Companies importing these products into the EU will be required to demonstrate that the raw materials were not produced on land deforested after the regulation's reference date.
Relief for the leather industry
At the same time, the Commission opted to remove leather and cattle hides from the regulation after concluding that their inclusion would have limited environmental benefits while creating additional administrative burdens for businesses.

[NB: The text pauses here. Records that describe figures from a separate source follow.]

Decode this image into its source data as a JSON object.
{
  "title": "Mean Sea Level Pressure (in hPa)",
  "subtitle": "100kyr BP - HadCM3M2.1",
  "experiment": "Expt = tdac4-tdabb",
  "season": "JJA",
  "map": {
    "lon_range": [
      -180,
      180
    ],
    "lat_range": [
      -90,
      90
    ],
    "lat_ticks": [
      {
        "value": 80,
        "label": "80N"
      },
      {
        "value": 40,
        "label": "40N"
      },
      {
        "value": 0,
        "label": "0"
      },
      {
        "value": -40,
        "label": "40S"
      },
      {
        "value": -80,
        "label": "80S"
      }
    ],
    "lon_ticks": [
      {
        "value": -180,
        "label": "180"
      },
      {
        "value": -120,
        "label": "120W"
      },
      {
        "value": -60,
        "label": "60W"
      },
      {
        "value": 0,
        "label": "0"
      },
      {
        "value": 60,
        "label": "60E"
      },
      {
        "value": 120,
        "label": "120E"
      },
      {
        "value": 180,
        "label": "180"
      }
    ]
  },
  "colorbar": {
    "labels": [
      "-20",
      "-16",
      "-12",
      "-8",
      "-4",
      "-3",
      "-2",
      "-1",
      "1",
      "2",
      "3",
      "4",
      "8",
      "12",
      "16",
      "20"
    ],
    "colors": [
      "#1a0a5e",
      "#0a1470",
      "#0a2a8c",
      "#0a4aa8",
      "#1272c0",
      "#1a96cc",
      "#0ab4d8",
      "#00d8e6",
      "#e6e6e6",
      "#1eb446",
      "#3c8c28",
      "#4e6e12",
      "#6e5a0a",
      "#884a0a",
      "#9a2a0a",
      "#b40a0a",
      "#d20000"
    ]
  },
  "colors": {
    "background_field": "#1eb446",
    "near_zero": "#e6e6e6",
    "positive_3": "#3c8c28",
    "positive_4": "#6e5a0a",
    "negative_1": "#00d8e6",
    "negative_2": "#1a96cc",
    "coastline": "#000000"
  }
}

Retreaded tyres and several other industrial products were also excluded as part of a broader effort to simplify compliance.
The revisions follow consultations with businesses, industry associations and public stakeholders aimed at improving the implementation of the legislation without altering its core environmental objectives.
Implications for Latin America
The changes will be closely watched across Latin America, one of the European Union's principal suppliers of agricultural commodities.
Countries including Brazil, Colombia, Ecuador, Guatemala and Honduras export products derived from palm oil, while Brazil is also one of the EU's largest suppliers of coffee, soybeans and beef—commodities already covered by the EUDR.
The broader scope means that more exporters will need to strengthen traceability systems and document the origin of their products to maintain access to the European market.
For producers that have already invested in sustainability certification and supply-chain transparency, however, the revised rules could reinforce their competitive position.
Balancing sustainability and competitiveness
The EUDR remains one of the world's most ambitious environmental trade regulations.
Its objective is to ensure that products consumed in the European Union do not contribute to global deforestation while encouraging more sustainable production practices worldwide.
At the same time, the Commission has sought to reduce administrative complexity by narrowing the list of products where the environmental impact was considered limited and expanding coverage where loopholes could undermine the regulation's effectiveness.
For European companies, the changes require renewed attention to supply-chain compliance.
For Latin American exporters, they reinforce the growing importance of environmental traceability as a prerequisite for accessing one of the world's largest consumer markets.